The New Jersey State League of Municipalities has long called on state lawmakers to eliminate the broad exemption they carved out for themselves. And so have an increasing number of government bodies in Atlantic County, which, at the request of County Executive Dennis Levinson, have been passing resolutions calling on the state Assembly and Senate to include themselves under the open-records law.

This may just be a case of misery loving company - many local officials complain that fulfilling OPRA requests is a burdensome chore - but the reasoning is valid. If openness is good for local governments, why wouldn't it be good for state lawmakers?

Assemblyman Chris Brown, R-Atlantic, has reintroduced a bill that would narrow the exemption for communications from or about a "constituent," which had been defined as any state resident or other person communicating with a legislator.

Brown's bill would keep intact the OPRA exemption regarding correspondence or information from or about any individual residing in a lawmaker's district. But under the proposal, all communications between legislators and "persons, groups, and associations" from outside the lawmaker's district would be public records.
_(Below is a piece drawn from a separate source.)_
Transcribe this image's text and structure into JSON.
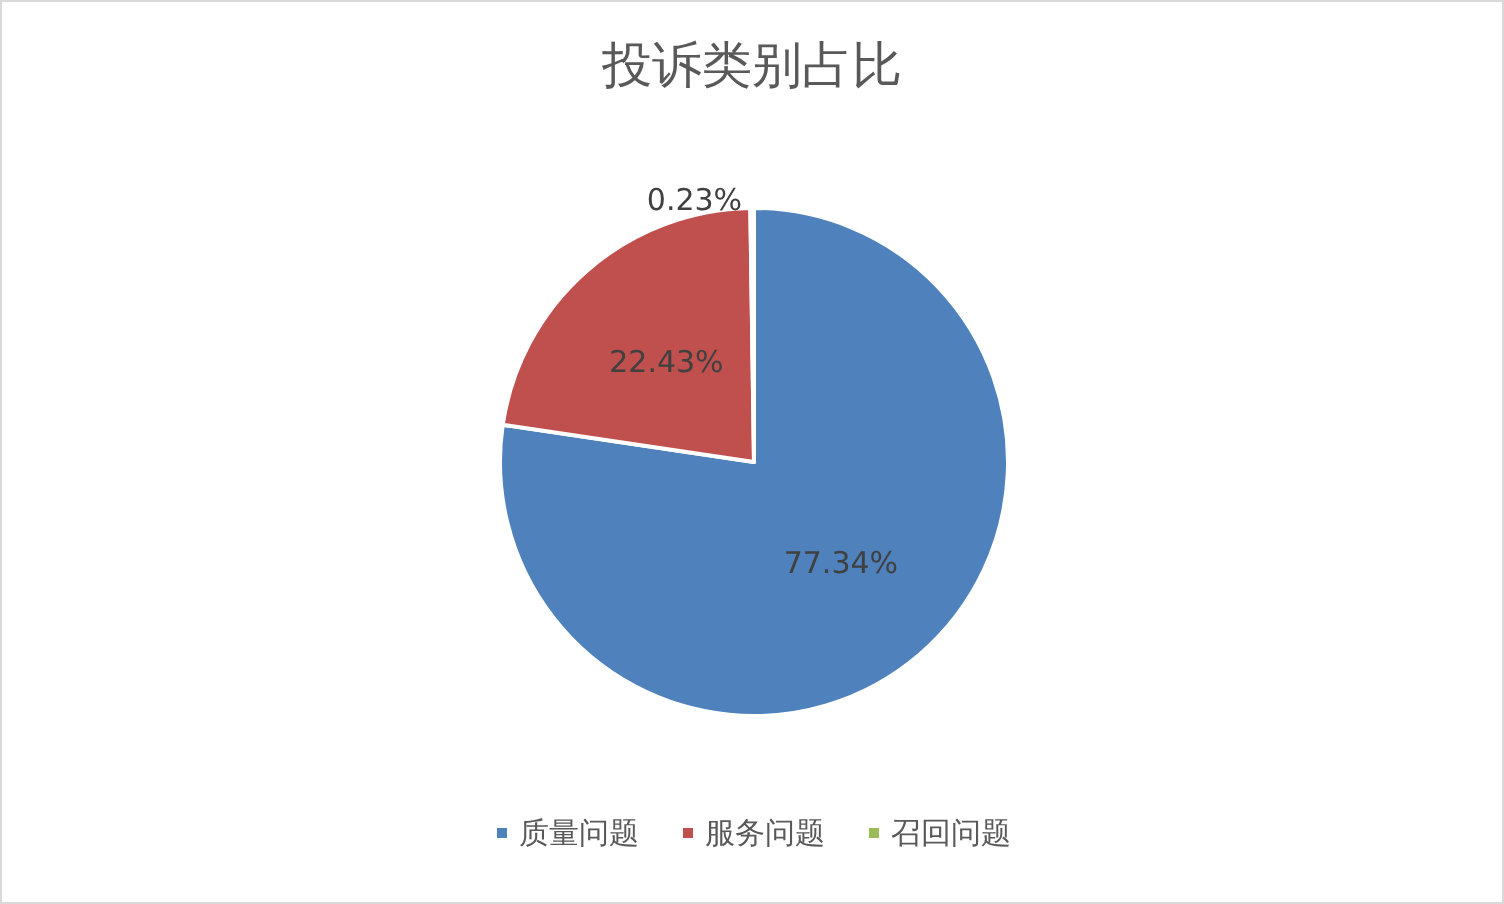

The bill died in committee in 2012, but the current version is now before the Assembly Judiciary Committee.

OPRA already provides 24 exemptions. And some public officials spend a disturbing amount of time trying to create their own OPRA exemptions.

Last month, for instance, Raritan officials were assessed one of the highest penalties ever in an OPRA case - $542,000 - for an especially contorted bit of rationalization. City officials had denied the release of public payroll information, arguing that since it was kept as a computer database, it wasn't a government record because it could not be read without software.

By including under OPRA communications with people from outside their districts, legislators would be sensibly narrowing an overly broad exemption that was intended to protect the confidentiality of individual constituents but ended up shielding way too much from the public eye.